Here’s a stat that should terrify every CISO: 85% of major enterprise customers are experimenting with AI agents, but only 5% have moved them into production. The gap isn’t capability — it’s security. Companies know AI agents can automate complex workflows. They just can’t figure out how to deploy them without creating massive new attack surfaces.

Cisco announced a comprehensive security framework for AI agents at RSA Conference 2026 on March 23. It includes zero-trust access controls for agents, an open-source security framework called DefenseClaw, and new Splunk integrations that automate threat response at machine speed. It’s the first serious attempt by a major security vendor to solve a problem everyone else has been hand-waving about.

The Problem Is Bigger Than Most People Realize

AI agents aren’t chatbots. They’re autonomous software systems that can read emails, access databases, execute code, make API calls, and take actions across enterprise systems without human approval for each step. That’s what makes them useful. It’s also what makes them dangerous.

Traditional security models are built around human users. You authenticate a person, give them role-based access, monitor their activity, and revoke access if something looks wrong. AI agents break every assumption in that model. An agent doesn’t have a badge. It doesn’t go home at 6pm. It can execute thousands of actions per minute across dozens of systems simultaneously.

Think of it like this: giving a human employee access to your CRM is like handing them a key to one room. Giving an AI agent access is like handing it a master key and telling it to “figure out what needs doing.” The efficiency gain is real. So is the risk of it opening doors it shouldn’t.

What Cisco Actually Built

Zero Trust Access for AI Agents: New capabilities in Cisco’s Duo identity platform let enterprises register AI agents as identifiable entities, map them to human owners who are accountable for their actions, and enforce strict access controls using the Model Context Protocol (MCP). This means an agent can only access systems that its human owner has clearance for, and every action is logged to a responsible person.

AI Defense Explorer Edition: A self-serve tool that lets developers test their AI models and applications against attacks before deployment. You can simulate adversarial inputs, check for prompt injection vulnerabilities, and embed guardrails into agents during development rather than bolting them on after.

DefenseClaw: An open-source framework — available on GitHub starting March 27 — that automates security inventory and compliance for agent deployments.
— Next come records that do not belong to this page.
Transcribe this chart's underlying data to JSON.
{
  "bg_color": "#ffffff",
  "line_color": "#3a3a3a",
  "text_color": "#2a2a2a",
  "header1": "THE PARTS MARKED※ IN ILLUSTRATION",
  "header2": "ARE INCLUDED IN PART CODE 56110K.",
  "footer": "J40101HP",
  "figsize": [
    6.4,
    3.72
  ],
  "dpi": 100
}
It integrates with Nvidia’s OpenShell sandbox to test agent behavior in isolated environments before production deployment. Open-sourcing this is strategically smart: it positions Cisco as the standard-setter while letting the community improve the tools.

Splunk Enhancements: New AI-powered security operations tools that automate response workflows. When an agent behaves anomalously, Splunk can detect the deviation and trigger containment automatically — at machine speed, matching the speed of the agents themselves.

Why This Matters Now

The AI agent market is at an inflection point. OpenAI, Anthropic, Google, and Microsoft are all shipping agent-capable models. Enterprise customers want to deploy them. But without a security framework, every deployment is a calculated gamble.
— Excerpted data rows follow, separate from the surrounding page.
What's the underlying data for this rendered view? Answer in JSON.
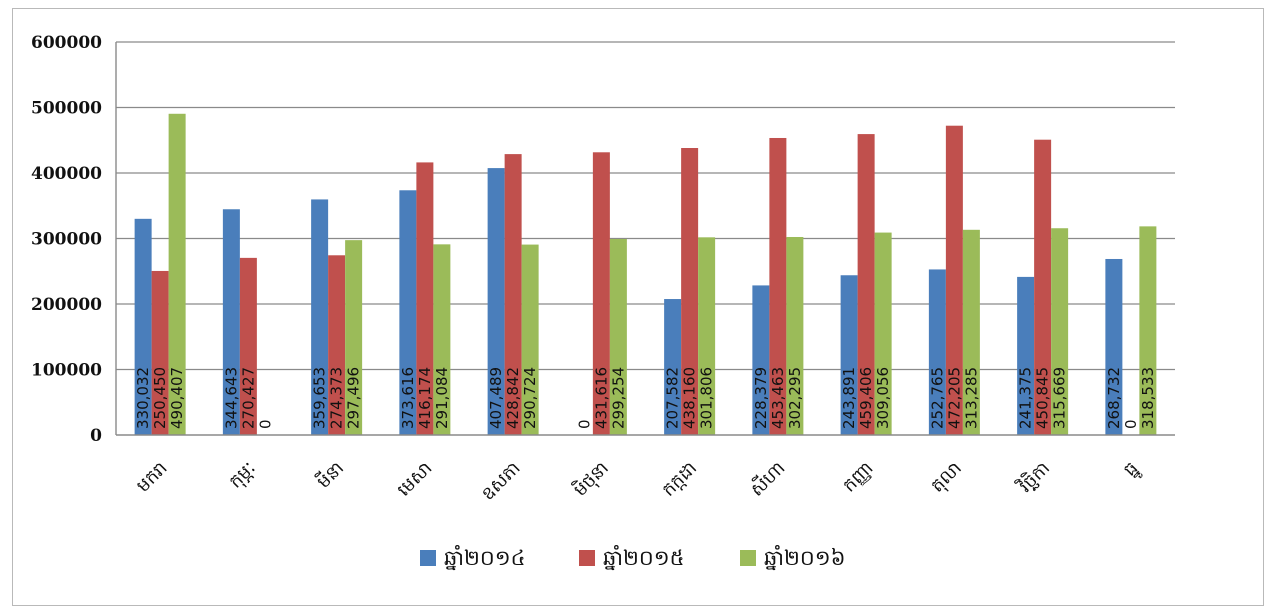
{
  "chart_data": {
    "type": "bar",
    "categories": [
      "មករា",
      "កុម្ភៈ",
      "មីនា",
      "មេសា",
      "ឧសភា",
      "មិថុនា",
      "កក្កដា",
      "សីហា",
      "កញ្ញា",
      "តុលា",
      "វិច្ឆិកា",
      "ធ្នូ"
    ],
    "series": [
      {
        "name": "ឆ្នាំ២០១៤",
        "color": "#4a7ebb",
        "values": [
          330032,
          344643,
          359653,
          373616,
          407489,
          0,
          207582,
          228379,
          243891,
          252765,
          241375,
          268732
        ],
        "labels": [
          "330,032",
          "344,643",
          "359,653",
          "373,616",
          "407,489",
          "0",
          "207,582",
          "228,379",
          "243,891",
          "252,765",
          "241,375",
          "268,732"
        ]
      },
      {
        "name": "ឆ្នាំ២០១៥",
        "color": "#c0504d",
        "values": [
          250450,
          270427,
          274373,
          416174,
          428842,
          431616,
          438160,
          453463,
          459406,
          472205,
          450845,
          0
        ],
        "labels": [
          "250,450",
          "270,427",
          "274,373",
          "416,174",
          "428,842",
          "431,616",
          "438,160",
          "453,463",
          "459,406",
          "472,205",
          "450,845",
          "0"
        ]
      },
      {
        "name": "ឆ្នាំ២០១៦",
        "color": "#9bbb59",
        "values": [
          490407,
          0,
          297496,
          291084,
          290724,
          299254,
          301806,
          302295,
          309056,
          313285,
          315669,
          318533
        ],
        "labels": [
          "490,407",
          "0",
          "297,496",
          "291,084",
          "290,724",
          "299,254",
          "301,806",
          "302,295",
          "309,056",
          "313,285",
          "315,669",
          "318,533"
        ]
      }
    ],
    "yticks": [
      "0",
      "100000",
      "200000",
      "300000",
      "400000",
      "500000",
      "600000"
    ],
    "ylim": [
      0,
      600000
    ],
    "grid": true,
    "legend_position": "bottom"
  }
}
Cisco’s framework doesn’t solve every problem, but it establishes the foundational concepts: agent identity, accountable ownership, access control, behavioral monitoring, and automated response. These are the building blocks that every future agent security solution will need. By shipping first, Cisco gets to define the vocabulary and the architecture.

The rollout is phased: Detection Studio and Malware Threat Reversing Agent are available now. Exposure Analytics and SOP Agent come in April-May. Automation Builder Agent and Triage Agent target June. Cisco is clearly racing to have a complete stack before the enterprise agent deployment wave hits critical mass.

The Second-Order Effect

If Cisco’s framework becomes the enterprise standard for AI agent security, it creates a moat that extends far beyond security products. Companies that standardize on Cisco’s agent identity system will naturally gravitate toward Cisco’s networking, observability, and collaboration tools for their agent infrastructure. Security becomes the wedge product for a much larger enterprise footprint.

This is the same playbook Microsoft used with Active Directory in the 2000s. Control identity, and you eventually control the ecosystem around it.

The Verdict

Cisco’s AI agent security framework is early, incomplete, and almost certainly not the final answer. But it’s the right question at the right time. The 85-to-5 gap between experimentation and production exists because security hasn’t kept up with capability. Cisco just narrowed that gap.

If you’re an enterprise security team evaluating agent deployments, DefenseClaw is worth putting on your GitHub watch list. If you’re building AI agents, the zero-trust identity model Cisco is proposing will likely become a compliance requirement within two years. Better to design for it now than retrofit later.